Aujourd’hui, un an et demi après l’arrestation de la famille, malgré de nombreuses interpellations au Parlement, force est de constater que la famille est détenue à résidence dans la Province du Xinjiang. Mme Abula et ses 4 enfants sont surveillés, clairement interdits de parler à leur époux/père (après 18 ans de mariage) par les officiers de police, avec le risque qu’ils soient transférés dans un camp d’internement, sans aucune assurance qu’ils pourront un jour être libérés.
Vous me direz : que fait la Belgique ? Des contacts réguliers et discrets sont poursuivis, y compris au plus haut niveau en marge de la mission économique princière de l’année passée. Mais la Chine répond que conformément aux dispositions de la Convention de Vienne sur les relations consulaires, les États étrangers, y compris la Belgique, ne sont pas compétents pour intervenir en faveur de citoyens chinois résidant en Chine.
Alors qu’on sait à quel point cette famille est menacée en Chine, je pense qu’on ne peut pas prendre pour argent comptant les déclarations des autorités chinoises disant que “tout va bien”. Pourquoi je crains le pire ?
2. La situation de la minorité ouïghoure en Chine
Je ne vais pas revenir sur le constat tiré par Monsieur Givron d’Amnesty International.
Je vais tenter de m’en tenir à mon rôle. J’ai interrogé à au moins 10 reprises le Ministre des Affaires étrangères à propos des Ouïghours, et en particulier, au sujet :
- des documents obtenus par un consortium de journalistes parlent de plus d’un million de ouïghours dans des camps d’internement (quasi 10 % de la population ici en Belgique), où des tortures ont lieu ;
- des témoignages glaçants de stérilisations forcées des femmes qui vivent maintenant chez nous en Belgique (il faut lire l’article de Sabine Verhest dans La Libre Belgique),
- du travail forcé (formes d’esclavage) dans des entreprises privées (principalement de fast fashion mais dans d’autres domaines aussi),
- de prélèvement forcé d’organes sur les condamnés à mort,
- de condamnations à mort/au camp de rééducation sans réel procès,
- de surveillance omniprésente (Amnesty International dénonce d’ailleurs dans un rapport la participation d’entreprises européennes à cette surveillance généralisée),
- de politique de viols de masse.
On estime que le nombre de musulmans ouïghours aurait diminué de 24 % rien que l’année dernière dans cette Province.

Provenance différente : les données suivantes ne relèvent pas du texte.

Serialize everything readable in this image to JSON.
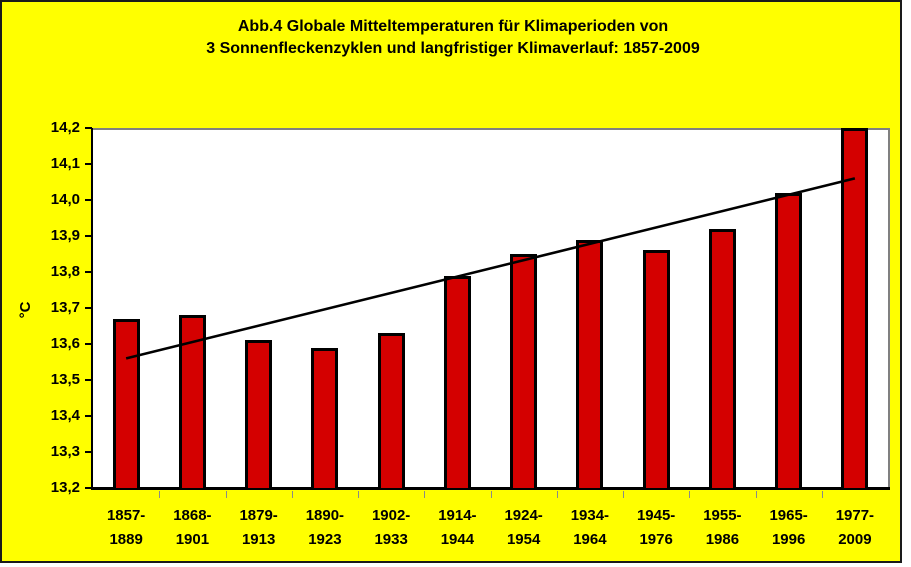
{
  "title": {
    "line1": "Abb.4 Globale Mitteltemperaturen für Klimaperioden von",
    "line2": "3 Sonnenfleckenzyklen und langfristiger Klimaverlauf: 1857-2009"
  },
  "chart_data": {
    "type": "bar",
    "title": "Abb.4 Globale Mitteltemperaturen für Klimaperioden von 3 Sonnenfleckenzyklen und langfristiger Klimaverlauf: 1857-2009",
    "xlabel": "",
    "ylabel": "°C",
    "categories": [
      "1857-1889",
      "1868-1901",
      "1879-1913",
      "1890-1923",
      "1902-1933",
      "1914-1944",
      "1924-1954",
      "1934-1964",
      "1945-1976",
      "1955-1986",
      "1965-1996",
      "1977-2009"
    ],
    "values": [
      13.67,
      13.68,
      13.61,
      13.59,
      13.63,
      13.79,
      13.85,
      13.89,
      13.86,
      13.92,
      14.02,
      14.2
    ],
    "ylim": [
      13.2,
      14.2
    ],
    "ytick_step": 0.1,
    "ytick_labels": [
      "14,2",
      "14,1",
      "14,0",
      "13,9",
      "13,8",
      "13,7",
      "13,6",
      "13,5",
      "13,4",
      "13,3",
      "13,2"
    ],
    "grid": false,
    "legend": false,
    "trendline": {
      "type": "linear",
      "start_index": 0,
      "start_value": 13.56,
      "end_index": 11,
      "end_value": 14.06
    }
  },
  "colors": {
    "canvas_background": "#ffff00",
    "plot_background": "#ffffff",
    "plot_border": "#808080",
    "bar_fill": "#d40000",
    "bar_border": "#000000",
    "axis": "#000000",
    "trend_line": "#000000",
    "frame_border": "#1a1a1a",
    "text": "#000000"
  }
}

La Chine prétend que ce sont des actions de dé-radicalisation, pour prévenir les attentats terroristes que la minorité musulmane ouïghoure menacerait de commettre…

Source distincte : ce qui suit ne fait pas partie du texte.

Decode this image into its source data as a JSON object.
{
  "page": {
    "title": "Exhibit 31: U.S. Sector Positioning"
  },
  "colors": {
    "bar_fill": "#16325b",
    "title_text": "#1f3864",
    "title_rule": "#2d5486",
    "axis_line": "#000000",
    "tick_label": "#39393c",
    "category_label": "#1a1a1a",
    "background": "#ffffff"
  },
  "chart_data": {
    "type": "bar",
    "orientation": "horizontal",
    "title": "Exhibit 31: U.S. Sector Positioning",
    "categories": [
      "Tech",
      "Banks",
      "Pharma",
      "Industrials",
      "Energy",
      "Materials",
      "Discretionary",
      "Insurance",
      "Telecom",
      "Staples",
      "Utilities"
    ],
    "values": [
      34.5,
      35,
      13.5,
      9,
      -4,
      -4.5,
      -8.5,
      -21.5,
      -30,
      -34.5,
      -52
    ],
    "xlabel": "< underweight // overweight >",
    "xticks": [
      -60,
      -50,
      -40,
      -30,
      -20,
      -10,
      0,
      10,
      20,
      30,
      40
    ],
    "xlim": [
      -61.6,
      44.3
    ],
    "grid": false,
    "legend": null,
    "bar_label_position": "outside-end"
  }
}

Cette répression s’est intensifiée à partir de 2016.
Les persécutions des Ouïghours ne se limitent pas au territoire chinois. Les Ouïghours sont également surveillés à l’étranger s’ils y sont réfugiés, ils reçoivent régulièrement des menaces et tout contact est souvent coupé avec leur famille. De l’extérieur, il y a rarement moyen de savoir où sont leurs connaissances, voire si elles sont toujours vivantes.
Les autorités chinoises nient chaque accusation et font pression sur les académiques/journaux qui osent publier des articles à ce propos.
3. Géopolitique actuelle de la question des Ouïghours
D’un côté, la majorité des « pays occidentaux » condamne assez unanimement la politique chinoise à l’égard des Ouïghours.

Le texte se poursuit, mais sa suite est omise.